Il futuro dirà se e in quale misura la prosecuzione di questa tendenza determinerà una accentuazione delle pulsioni nazionalistiche, o non piuttosto un orientamento indipendentista nelle diverse Regioni.
Nella Destra, unita intorno a Musumeci, sono rappresentate ambedue queste anime, ma la base che lo ha eletto è naturalmente siciliana, e con probabilmente connotata da un forte autonomismo: la stessa tendenza che qualche anno fa ha spinto il suo predecessore Lombardo a premiare pubblicamente, quali benemeriti patrioti, i superstiti dell’Esercito Volontario per la Liberazione della Sicilia; tra i vari movimenti che hanno sostenuto Musumeci ce n’è comunque uno dichiaratamente indipendentista.
Per concludere questa parte del nostro discorso, posiamo rilevare come la Destra riesca – dal Nord al Sud – ad interpretare le tendenze identitarie che si manifestano nelle diverse parti del Paese.
Nell’immediato, questo consenso sarà usato per mettere in ulteriore difficoltà Gentiloni e Renzi, ma in futuro – superate le attuali contingenze politiche – il movimento ora agli inizi può essere sintomo di una cariocinesi dello Stato unitario.

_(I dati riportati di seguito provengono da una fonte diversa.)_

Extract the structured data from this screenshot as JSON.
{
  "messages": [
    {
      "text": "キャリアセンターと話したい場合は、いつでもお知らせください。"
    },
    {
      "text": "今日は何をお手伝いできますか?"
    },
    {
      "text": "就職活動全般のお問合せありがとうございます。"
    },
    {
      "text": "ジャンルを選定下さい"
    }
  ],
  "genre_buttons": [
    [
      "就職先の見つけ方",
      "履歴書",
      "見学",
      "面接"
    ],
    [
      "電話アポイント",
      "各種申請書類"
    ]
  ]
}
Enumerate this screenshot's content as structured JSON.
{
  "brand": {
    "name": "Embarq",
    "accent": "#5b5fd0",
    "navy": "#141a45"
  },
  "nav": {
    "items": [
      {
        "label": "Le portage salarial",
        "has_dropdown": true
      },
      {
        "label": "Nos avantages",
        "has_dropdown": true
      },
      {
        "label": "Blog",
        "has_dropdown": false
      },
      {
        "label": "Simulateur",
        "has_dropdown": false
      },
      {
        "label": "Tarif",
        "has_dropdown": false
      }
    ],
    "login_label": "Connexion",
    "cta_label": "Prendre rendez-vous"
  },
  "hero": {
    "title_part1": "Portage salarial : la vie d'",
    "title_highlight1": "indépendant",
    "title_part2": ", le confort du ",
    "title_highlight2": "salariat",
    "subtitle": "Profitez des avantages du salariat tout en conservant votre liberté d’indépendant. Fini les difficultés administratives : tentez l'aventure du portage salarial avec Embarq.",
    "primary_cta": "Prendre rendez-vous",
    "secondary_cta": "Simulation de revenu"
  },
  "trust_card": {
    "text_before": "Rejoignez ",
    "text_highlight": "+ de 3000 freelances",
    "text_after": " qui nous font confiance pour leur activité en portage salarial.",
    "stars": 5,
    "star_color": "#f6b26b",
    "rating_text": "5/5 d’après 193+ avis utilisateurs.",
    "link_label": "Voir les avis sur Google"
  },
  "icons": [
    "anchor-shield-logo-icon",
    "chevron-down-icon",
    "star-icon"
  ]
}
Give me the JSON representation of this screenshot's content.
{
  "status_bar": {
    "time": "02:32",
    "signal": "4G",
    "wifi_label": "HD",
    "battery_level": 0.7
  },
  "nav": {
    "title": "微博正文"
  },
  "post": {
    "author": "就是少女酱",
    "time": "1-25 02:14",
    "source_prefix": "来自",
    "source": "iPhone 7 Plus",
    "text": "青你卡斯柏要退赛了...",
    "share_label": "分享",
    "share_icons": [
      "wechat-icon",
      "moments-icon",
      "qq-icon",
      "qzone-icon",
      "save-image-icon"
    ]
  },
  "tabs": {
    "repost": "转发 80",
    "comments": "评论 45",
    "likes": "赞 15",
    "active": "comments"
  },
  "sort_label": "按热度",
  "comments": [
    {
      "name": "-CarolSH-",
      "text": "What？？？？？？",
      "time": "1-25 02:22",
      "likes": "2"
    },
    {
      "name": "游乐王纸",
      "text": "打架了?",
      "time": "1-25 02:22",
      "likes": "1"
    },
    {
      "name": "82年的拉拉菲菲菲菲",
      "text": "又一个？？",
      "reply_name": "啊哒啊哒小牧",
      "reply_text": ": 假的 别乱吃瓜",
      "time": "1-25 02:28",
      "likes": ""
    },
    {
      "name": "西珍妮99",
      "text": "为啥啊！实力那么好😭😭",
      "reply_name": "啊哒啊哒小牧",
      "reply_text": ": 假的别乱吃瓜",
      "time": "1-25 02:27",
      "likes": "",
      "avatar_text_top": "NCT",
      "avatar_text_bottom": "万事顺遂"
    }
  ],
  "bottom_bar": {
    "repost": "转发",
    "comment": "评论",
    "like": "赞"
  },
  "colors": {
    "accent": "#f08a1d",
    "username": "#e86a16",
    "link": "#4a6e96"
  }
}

E’ comunque molto improbabile – come abbiamo già notato – che l’attuale classe dirigente sia in grado di riscrivere la Costituzione in senso federalista: la “riforma” proposta da Renzi prevedeva anzi una diminuzione delle competenze riservate alle Regioni; l’uomo di Rignano sull’Arno potrebbe gemellarsi con Rajoy.
Quanto a Grillo, anche se si conferma la tendenza alla crescita dei consensi del suo Movimento, la mancata conquista della Sicilia potrebbe segnare l’inizio di un riflusso.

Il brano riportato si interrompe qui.